The relentless digital disruption of one industry after another has led many companies to quickly disengage from their older businesses and enter new, more promising ones. Strategy experts warn against exiting mature businesses too late. CEOs, considering their legacy, understandably focus on the new. But it turns out that the best response to constant and potentially devastating change isn’t a headlong, one-and-done pivot to the new.
Digital-first strategies can not only give you a jump on disruption but also breathe new life into old businesses and enable you to seize new opportunities in existing businesses. That’s what my colleagues and I found in our on-going study of over 1,300 companies, about 100 of which have learned to pursue repeated renewal and reinvention through a series of strategic pivots, applying innovation equally in the old, the now, and the new.
These companies fight the urge to prematurely abandon legacy businesses. They nurture rather than simply exploit today’s “cash cows.” And they use the additional value they uncover to fuel the new, embracing the start-up mentality of scaling rapidly when new technologies and markets solidify, often suddenly.
The problem with prematurely abandoning old and existing businesses is that even better and cheaper offerings don’t always scale when you think they will. Long-time customers may also not be ready to give up on products they have come to rely on, and which they’ve integrated into daily life. (Case in point: Netflix’s hasty abandonment of mail order DVDs in favor of streaming, which CEO Reed Hastings almost immediately realized was a mistake.) You may be more reliant on both healthy revenues from the mature business and the goodwill of legacy customers longer than you think.
In the growing gap between how companies use technology today and its much greater potential lie increasingly rich stores of untapped opportunities, or “trapped value.” Continuing improvements in the speed, size, power, price and efficiency of digital technologies can free that trapped value in all parts of your business.
Consider Google
In the old, rather than simply letting its search and advertising business run on autopilot, the company continues to innovate ferociously. Core algorithms are constantly updated to improve results, tested by a network of 10,000 paid raters. In 2017 alone, Google ran 31,584 side-by-side experiments, resulting in 2,453 separate changes to its core search product. Just in the last ten years, a few of the major innovations the company has added include everything from auto-completion to automated subtitiling service, directions and traffic, versions optimized for a wide range of mobile devices and voice and image-based searching.

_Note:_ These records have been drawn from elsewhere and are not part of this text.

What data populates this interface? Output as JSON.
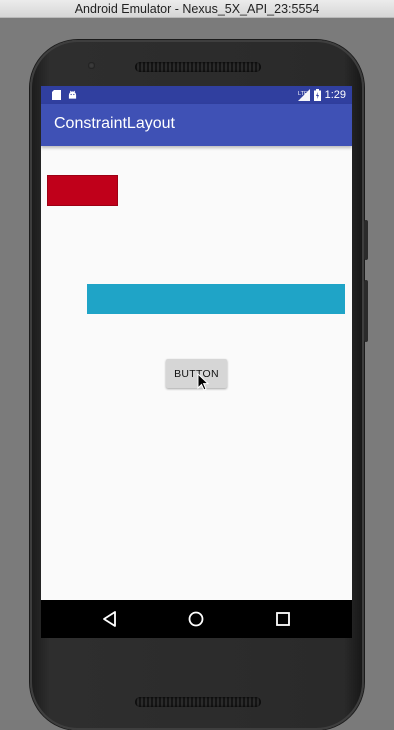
{
  "window": {
    "title": "Android Emulator - Nexus_5X_API_23:5554"
  },
  "status_bar": {
    "left_icons": [
      "sd-card-icon",
      "android-icon"
    ],
    "network": "LTE",
    "time": "1:29",
    "color": "#303f9f"
  },
  "app_bar": {
    "title": "ConstraintLayout",
    "color": "#3f51b5"
  },
  "content": {
    "red_box_color": "#c0001a",
    "cyan_box_color": "#1fa4c7",
    "button_label": "BUTTON"
  },
  "nav_bar": {
    "items": [
      "back-icon",
      "home-icon",
      "recents-icon"
    ]
  }
}
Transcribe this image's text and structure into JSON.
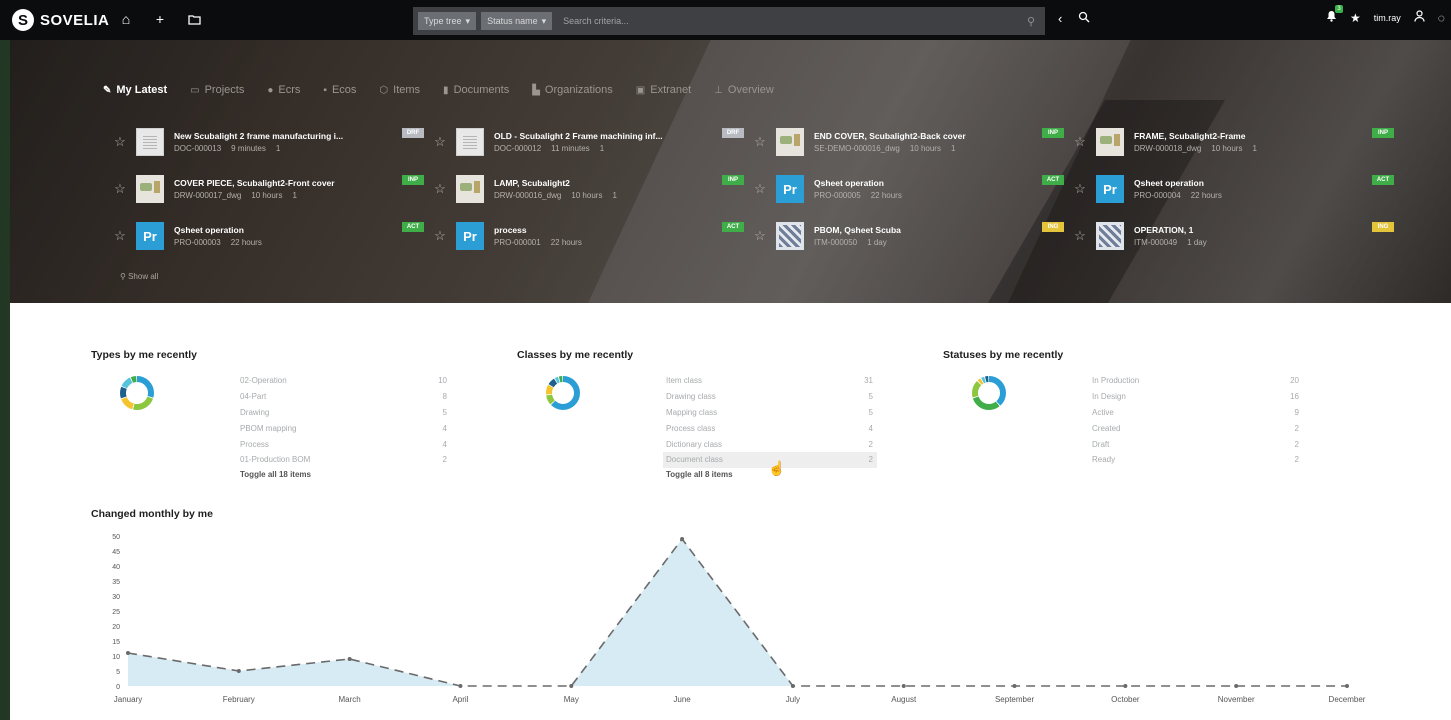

In the now, Google’s parent Alphabet is diversifying its revenue sources in businesses like cloud computing, hardware (smart speakers and phones, and IoT products such as Nest smart thermostats), apps in the Google Play store, and subscriptions to YouTube TV and Music products.

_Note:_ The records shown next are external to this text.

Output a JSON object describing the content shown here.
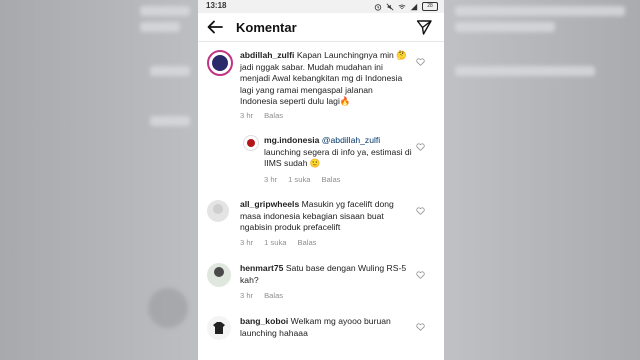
{
  "status_bar": {
    "time": "13:18",
    "battery": "28"
  },
  "header": {
    "title": "Komentar"
  },
  "comments": [
    {
      "username": "abdillah_zulfi",
      "text": "Kapan Launchingnya min 🤔 jadi nggak sabar. Mudah mudahan ini menjadi Awal kebangkitan mg di Indonesia lagi yang ramai mengaspal jalanan Indonesia seperti dulu lagi🔥",
      "time": "3 hr",
      "reply_label": "Balas",
      "replies": [
        {
          "username": "mg.indonesia",
          "mention": "@abdillah_zulfi",
          "text": "launching segera di info ya, estimasi di IIMS sudah 🙂",
          "time": "3 hr",
          "likes": "1 suka",
          "reply_label": "Balas"
        }
      ]
    },
    {
      "username": "all_gripwheels",
      "text": "Masukin yg facelift dong masa indonesia kebagian sisaan buat ngabisin produk prefacelift",
      "time": "3 hr",
      "likes": "1 suka",
      "reply_label": "Balas"
    },
    {
      "username": "henmart75",
      "text": "Satu base dengan Wuling RS-5 kah?",
      "time": "3 hr",
      "reply_label": "Balas"
    },
    {
      "username": "bang_koboi",
      "text": "Welkam mg ayooo buruan launching hahaaa"
    }
  ],
  "icons": [
    "back-arrow-icon",
    "send-icon",
    "heart-icon"
  ],
  "colors": {
    "meta_text": "#8e8e8e",
    "text": "#222222",
    "divider": "#e6e6e6"
  }
}
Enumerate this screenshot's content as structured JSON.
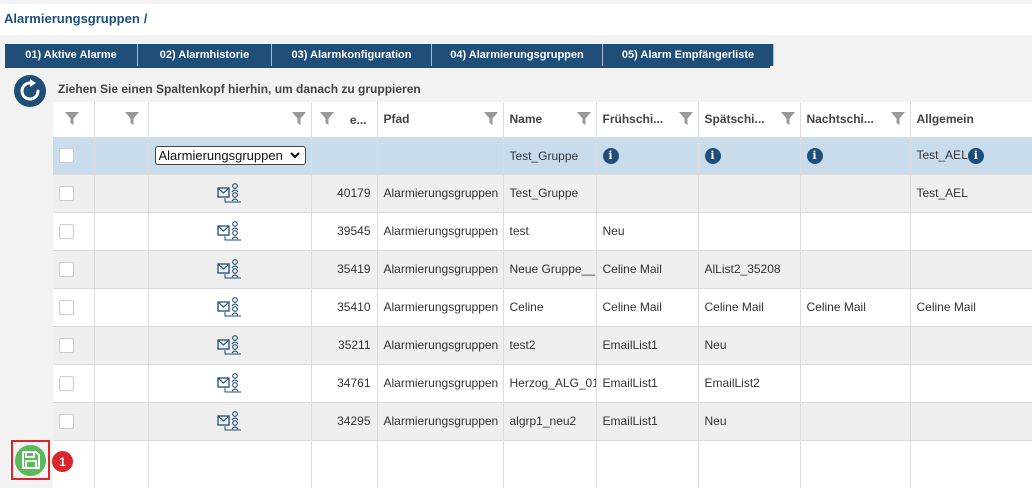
{
  "breadcrumb": {
    "title": "Alarmierungsgruppen",
    "separator": "/"
  },
  "tabs": [
    {
      "label": "01) Aktive Alarme"
    },
    {
      "label": "02) Alarmhistorie"
    },
    {
      "label": "03) Alarmkonfiguration"
    },
    {
      "label": "04) Alarmierungsgruppen"
    },
    {
      "label": "05) Alarm Empfängerliste"
    }
  ],
  "grid": {
    "group_hint": "Ziehen Sie einen Spaltenkopf hierhin, um danach zu gruppieren",
    "columns": [
      "",
      "",
      "",
      "e...",
      "Pfad",
      "Name",
      "Frühschi...",
      "Spätschi...",
      "Nachtschi...",
      "Allgemein"
    ],
    "filter_row": {
      "type_select": "Alarmierungsgruppen",
      "name": "Test_Gruppe",
      "allgemein": "Test_AEL"
    },
    "rows": [
      {
        "id": "40179",
        "pfad": "Alarmierungsgruppen",
        "name": "Test_Gruppe",
        "frueh": "",
        "spaet": "",
        "nacht": "",
        "allgemein": "Test_AEL"
      },
      {
        "id": "39545",
        "pfad": "Alarmierungsgruppen",
        "name": "test",
        "frueh": "Neu",
        "spaet": "",
        "nacht": "",
        "allgemein": ""
      },
      {
        "id": "35419",
        "pfad": "Alarmierungsgruppen",
        "name": "Neue Gruppe__",
        "frueh": "Celine Mail",
        "spaet": "AlList2_35208",
        "nacht": "",
        "allgemein": ""
      },
      {
        "id": "35410",
        "pfad": "Alarmierungsgruppen",
        "name": "Celine",
        "frueh": "Celine Mail",
        "spaet": "Celine Mail",
        "nacht": "Celine Mail",
        "allgemein": "Celine Mail"
      },
      {
        "id": "35211",
        "pfad": "Alarmierungsgruppen",
        "name": "test2",
        "frueh": "EmailList1",
        "spaet": "Neu",
        "nacht": "",
        "allgemein": ""
      },
      {
        "id": "34761",
        "pfad": "Alarmierungsgruppen",
        "name": "Herzog_ALG_01",
        "frueh": "EmailList1",
        "spaet": "EmailList2",
        "nacht": "",
        "allgemein": ""
      },
      {
        "id": "34295",
        "pfad": "Alarmierungsgruppen",
        "name": "algrp1_neu2",
        "frueh": "EmailList1",
        "spaet": "Neu",
        "nacht": "",
        "allgemein": ""
      }
    ]
  },
  "save": {
    "badge": "1"
  },
  "colors": {
    "primary": "#1f4e79",
    "filter_row": "#c9dcec",
    "save_green": "#5cb85c",
    "badge_red": "#d9262c"
  }
}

In the new, Alphabet is investing nearly 7% of annual operating revenue in what it calls “other bets.” These include the Waymo autonomous vehicle unit; the Tech Lab X, which oversees initiatives including broadband delivered by high altitude balloons; and Project Wing, a drone delivery effort.
Google’s continuous innovation in old and existing businesses grows the bottom line, discourages competitors and helps fund the futuristic disruptions sought by Alphabet. And it points away from old business paradigms focused on linear, lifecycle models of business management.
Companies that are adept at releasing trapped value don’t just pursue new strategies but a new approach to strategy itself. Instead of pivoting prematurely away from the old and the now toward the new, they pivot simultaneously around all three, continually reallocating assets and investments to balance the old, the now, and the new.
Applying this new way of thinking for managing the old and the now can help you create a portfolio that generates revenue and competitive freedom to focus on an increasingly uncertain future. Improving your core and growing it at the same time protects fleeting market share and generates revenue growth that can be reinvested in the higher-risk technologies and innovations that have the potential to help you arrive sustainably at the new.
That’s a legacy any chief executive would be proud of.